I didn’t know what breathwork or frog medicine or suppressed emotion felt like in my chest.
I just knew I was ready for something more — and terrified of what that might cost.
Fast forward to now, and I’ve collected a lot of DOPE — Data on Previous Engagements. Both the shooting kind and the soul kind.
Every class. Every match. Every miss.
Every breath I took when I wanted to bolt.
Every time I said yes when the old me would’ve shut it down.
That’s all DOPE now. Stored and sacred.
I’ve shot at local club matches like Moxee, and pushed my limits at Lead Farm — a Pro Series competition I had no business entering. Bottom of the list, 33 impacts made, and every single one hard-earned. I walked away proud. Because that wasn’t about ranking. That was about reclaiming.

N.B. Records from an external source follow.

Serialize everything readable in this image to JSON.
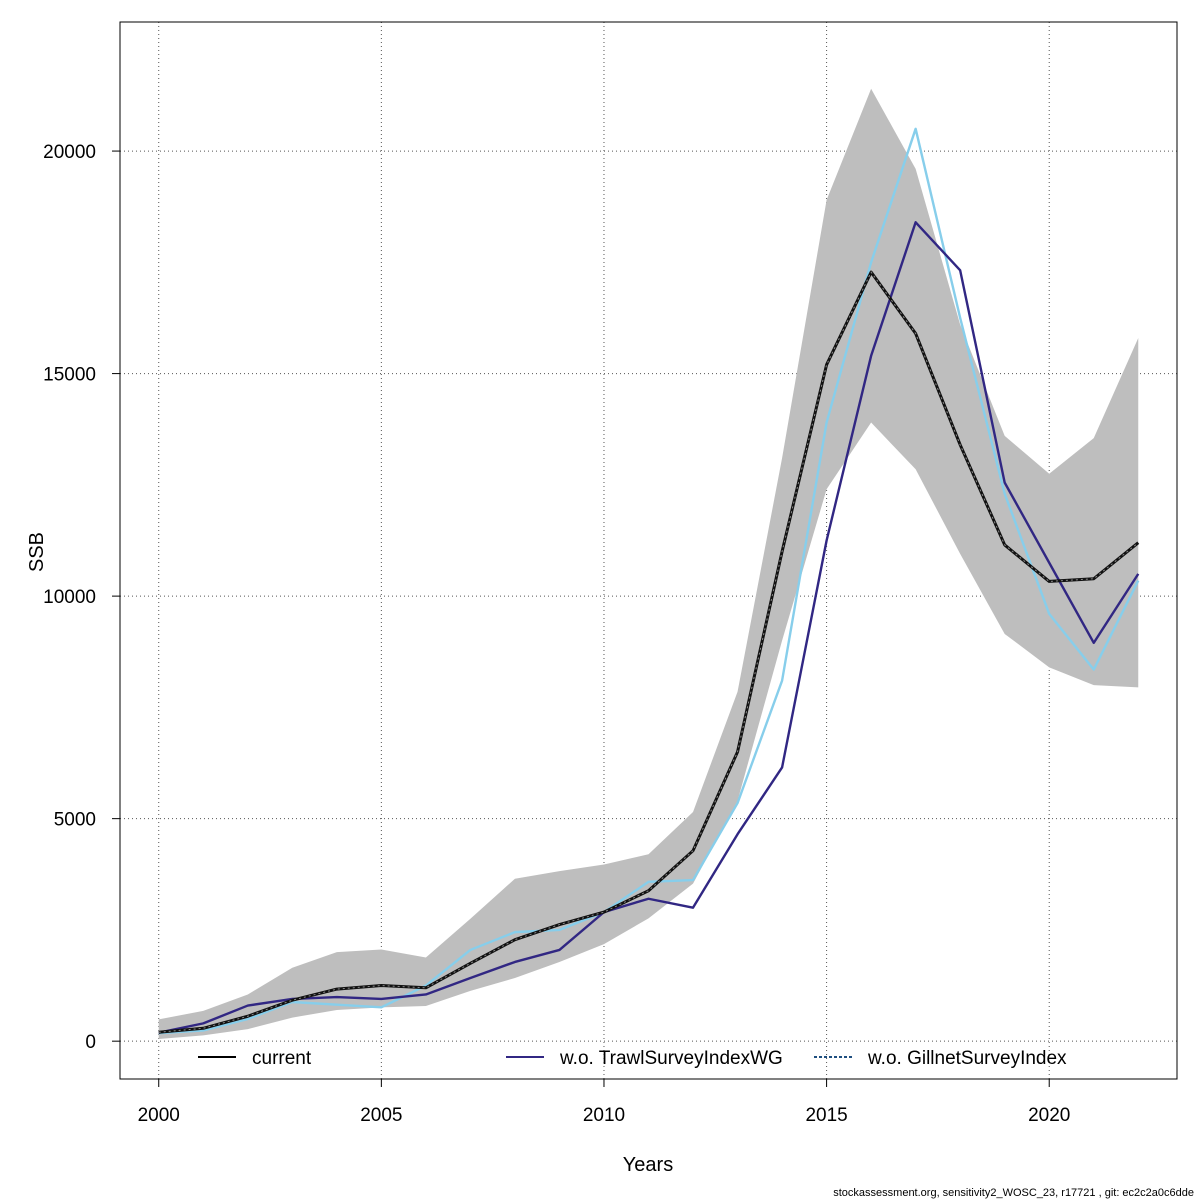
{
  "chart_data": {
    "type": "line",
    "xlabel": "Years",
    "ylabel": "SSB",
    "xlim": [
      1999.13,
      2022.87
    ],
    "ylim": [
      -850,
      22900
    ],
    "x_ticks": [
      2000,
      2005,
      2010,
      2015,
      2020
    ],
    "y_ticks": [
      0,
      5000,
      10000,
      15000,
      20000
    ],
    "grid": true,
    "x": [
      2000,
      2001,
      2002,
      2003,
      2004,
      2005,
      2006,
      2007,
      2008,
      2009,
      2010,
      2011,
      2012,
      2013,
      2014,
      2015,
      2016,
      2017,
      2018,
      2019,
      2020,
      2021,
      2022
    ],
    "confidence_band": {
      "color": "#bebebe",
      "lower": [
        50,
        130,
        270,
        530,
        700,
        760,
        790,
        1130,
        1420,
        1780,
        2180,
        2760,
        3540,
        5400,
        9000,
        12400,
        13900,
        12850,
        10950,
        9150,
        8400,
        8000,
        7950
      ],
      "upper": [
        490,
        680,
        1050,
        1650,
        2000,
        2060,
        1880,
        2750,
        3650,
        3820,
        3970,
        4200,
        5150,
        7850,
        13100,
        18900,
        21400,
        19600,
        16100,
        13600,
        12750,
        13550,
        15800
      ]
    },
    "series": [
      {
        "name": "current",
        "color": "#222222",
        "style": "dashed-black",
        "values": [
          200,
          290,
          560,
          920,
          1170,
          1250,
          1200,
          1750,
          2280,
          2620,
          2900,
          3380,
          4280,
          6500,
          11000,
          15200,
          17280,
          15900,
          13400,
          11150,
          10330,
          10390,
          11200
        ]
      },
      {
        "name": "w.o. TrawlSurveyIndexWG",
        "color": "#312783",
        "style": "solid",
        "values": [
          190,
          400,
          800,
          950,
          990,
          950,
          1050,
          1420,
          1780,
          2050,
          2900,
          3200,
          3000,
          4650,
          6150,
          11250,
          15400,
          18400,
          17320,
          12550,
          10750,
          8950,
          10500
        ]
      },
      {
        "name": "w.o. GillnetSurveyIndex",
        "color": "#87ceeb",
        "style": "solid",
        "values": [
          180,
          240,
          500,
          880,
          820,
          760,
          1250,
          2050,
          2450,
          2500,
          2900,
          3580,
          3620,
          5350,
          8100,
          13900,
          17500,
          20500,
          16250,
          12300,
          9600,
          8350,
          10350
        ]
      }
    ]
  },
  "legend": {
    "items": [
      {
        "label": "current",
        "color": "#000000"
      },
      {
        "label": "w.o. TrawlSurveyIndexWG",
        "color": "#312783"
      },
      {
        "label": "w.o. GillnetSurveyIndex",
        "color": "#1f4f80"
      }
    ]
  },
  "footer": {
    "text": "stockassessment.org, sensitivity2_WOSC_23, r17721 , git: ec2c2a0c6dde"
  }
}
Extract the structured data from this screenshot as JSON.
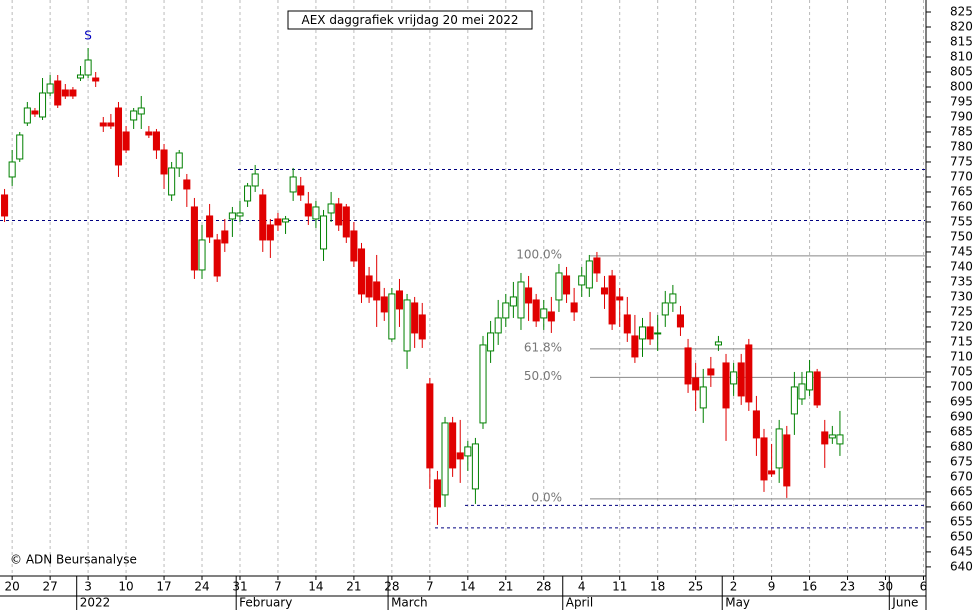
{
  "chart_data": {
    "type": "candlestick",
    "title": "AEX daggrafiek vrijdag 20 mei 2022",
    "copyright": "© ADN Beursanalyse",
    "signal_label": "S",
    "up_color": "#008000",
    "down_color": "#e00000",
    "open": [
      764,
      770,
      776,
      788,
      792,
      790,
      798,
      802,
      799,
      799,
      803,
      804,
      803,
      788,
      788,
      793,
      785,
      789,
      791,
      785,
      785,
      779,
      764,
      773,
      769,
      760,
      739,
      757,
      749,
      752,
      756,
      757,
      762,
      767,
      764,
      754,
      756,
      755,
      765,
      767,
      761,
      756,
      746,
      758,
      761,
      760,
      752,
      746,
      737,
      735,
      730,
      716,
      732,
      712,
      728,
      724,
      701,
      669,
      664,
      688,
      678,
      677,
      666,
      688,
      712,
      718,
      723,
      727,
      723,
      733,
      729,
      723,
      725,
      729,
      737,
      728,
      734,
      733,
      743,
      733,
      737,
      730,
      724,
      717,
      716,
      720,
      718,
      724,
      728,
      724,
      713,
      703,
      693,
      706,
      714,
      708,
      701,
      708,
      714,
      692,
      683,
      672,
      673,
      684,
      691,
      696,
      699,
      705,
      685,
      683,
      681
    ],
    "high": [
      766,
      779,
      785,
      795,
      793,
      803,
      804,
      804,
      801,
      800,
      807,
      813,
      805,
      790,
      791,
      795,
      787,
      793,
      797,
      787,
      786,
      781,
      775,
      779,
      771,
      763,
      754,
      761,
      751,
      756,
      760,
      762,
      768,
      774,
      766,
      756,
      758,
      757,
      773,
      770,
      765,
      762,
      759,
      765,
      763,
      761,
      755,
      748,
      740,
      744,
      733,
      733,
      736,
      731,
      730,
      728,
      703,
      672,
      690,
      690,
      689,
      682,
      683,
      717,
      722,
      729,
      731,
      735,
      738,
      737,
      731,
      729,
      730,
      741,
      740,
      733,
      740,
      744,
      745,
      737,
      739,
      733,
      730,
      724,
      723,
      725,
      724,
      732,
      734,
      727,
      716,
      708,
      706,
      710,
      717,
      711,
      708,
      711,
      716,
      697,
      686,
      681,
      689,
      687,
      705,
      705,
      709,
      706,
      689,
      687,
      692
    ],
    "low": [
      755,
      767,
      775,
      787,
      790,
      789,
      797,
      793,
      796,
      796,
      802,
      803,
      800,
      785,
      786,
      770,
      778,
      786,
      786,
      783,
      776,
      766,
      762,
      770,
      760,
      736,
      736,
      748,
      735,
      745,
      750,
      755,
      760,
      765,
      745,
      743,
      752,
      751,
      762,
      762,
      754,
      753,
      742,
      755,
      752,
      748,
      740,
      728,
      728,
      720,
      722,
      715,
      720,
      706,
      713,
      713,
      666,
      654,
      660,
      670,
      668,
      672,
      661,
      686,
      708,
      714,
      720,
      723,
      719,
      722,
      720,
      719,
      718,
      725,
      728,
      722,
      730,
      730,
      735,
      726,
      719,
      720,
      715,
      708,
      710,
      714,
      712,
      720,
      725,
      717,
      698,
      692,
      688,
      700,
      712,
      682,
      697,
      694,
      692,
      677,
      665,
      670,
      668,
      663,
      684,
      694,
      697,
      693,
      673,
      681,
      677
    ],
    "close": [
      757,
      775,
      784,
      793,
      791,
      798,
      801,
      794,
      797,
      797,
      804,
      809,
      802,
      787,
      787,
      774,
      779,
      792,
      793,
      784,
      779,
      771,
      773,
      778,
      766,
      739,
      749,
      750,
      737,
      748,
      758,
      758,
      767,
      771,
      749,
      749,
      754,
      756,
      770,
      764,
      757,
      760,
      757,
      761,
      754,
      750,
      742,
      731,
      730,
      729,
      725,
      731,
      726,
      729,
      718,
      716,
      673,
      660,
      688,
      673,
      676,
      680,
      681,
      714,
      718,
      723,
      728,
      730,
      735,
      728,
      722,
      726,
      722,
      738,
      731,
      725,
      737,
      742,
      738,
      731,
      721,
      729,
      718,
      710,
      720,
      716,
      718,
      728,
      731,
      720,
      701,
      699,
      700,
      704,
      715,
      693,
      705,
      697,
      695,
      683,
      669,
      671,
      686,
      667,
      700,
      701,
      705,
      694,
      681,
      684,
      684
    ],
    "xlim": [
      -0.6,
      121.2
    ],
    "xticks": [
      {
        "value": 1,
        "label": "20"
      },
      {
        "value": 6,
        "label": "27"
      },
      {
        "value": 11,
        "label": "3"
      },
      {
        "value": 16,
        "label": "10"
      },
      {
        "value": 21,
        "label": "17"
      },
      {
        "value": 26,
        "label": "24"
      },
      {
        "value": 31,
        "label": "31"
      },
      {
        "value": 36,
        "label": "7"
      },
      {
        "value": 41,
        "label": "14"
      },
      {
        "value": 46,
        "label": "21"
      },
      {
        "value": 51,
        "label": "28"
      },
      {
        "value": 56,
        "label": "7"
      },
      {
        "value": 61,
        "label": "14"
      },
      {
        "value": 66,
        "label": "21"
      },
      {
        "value": 71,
        "label": "28"
      },
      {
        "value": 76,
        "label": "4"
      },
      {
        "value": 81,
        "label": "11"
      },
      {
        "value": 86,
        "label": "18"
      },
      {
        "value": 91,
        "label": "25"
      },
      {
        "value": 96,
        "label": "2"
      },
      {
        "value": 101,
        "label": "9"
      },
      {
        "value": 106,
        "label": "16"
      },
      {
        "value": 111,
        "label": "23"
      },
      {
        "value": 116,
        "label": "30"
      },
      {
        "value": 121,
        "label": "6"
      }
    ],
    "months": [
      {
        "value": 9.5,
        "label": "2022"
      },
      {
        "value": 30.5,
        "label": "February"
      },
      {
        "value": 50.5,
        "label": "March"
      },
      {
        "value": 73.5,
        "label": "April"
      },
      {
        "value": 94.5,
        "label": "May"
      },
      {
        "value": 116.5,
        "label": "June"
      }
    ],
    "ylim": [
      637.3,
      829
    ],
    "yticks": [
      640,
      645,
      650,
      655,
      660,
      665,
      670,
      675,
      680,
      685,
      690,
      695,
      700,
      705,
      710,
      715,
      720,
      725,
      730,
      735,
      740,
      745,
      750,
      755,
      760,
      765,
      770,
      775,
      780,
      785,
      790,
      795,
      800,
      805,
      810,
      815,
      820,
      825
    ],
    "support_lines": [
      755.5,
      772.5,
      660.5,
      653
    ],
    "fib_levels": [
      {
        "value": 743.7,
        "label": "100.0%"
      },
      {
        "value": 712.7,
        "label": "61.8%"
      },
      {
        "value": 703.2,
        "label": "50.0%"
      },
      {
        "value": 662.7,
        "label": "0.0%"
      }
    ],
    "grid": true
  }
}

Reclaiming my space. My confidence. My choice to engage.
This journey has never been about perfection. It’s about presence. It’s about showing up. It’s about recalibrating my relationship to discomfort — not running from it, but learning to breathe through it with steady hands and an open heart.
And now, nearly a decade into this journey, I’m not just healed — I’m healing. Actively. Continuously. On and off the range. With and without a rifle.
Because that’s what this path has taught me: The real target isn’t steel.
It’s alignment.
It’s truth.
It’s the kind of strength that doesn’t need to be loud to be lethal.
Modern Day Sniper taught me to trust myself again.
Modern Day Kambo reminded me what’s possible when we find homeostasis.
And this community? It gave me a place to practice both.
So here I am — loaded with lessons, steady in my stance, heart open for what’s next.
And whether there’s a rifle in my hand or not, I know this much:
I am the data.
I am the precision.
I am the engagement.
Let’s go.









Beautiful unfolding Kass, love you babe!!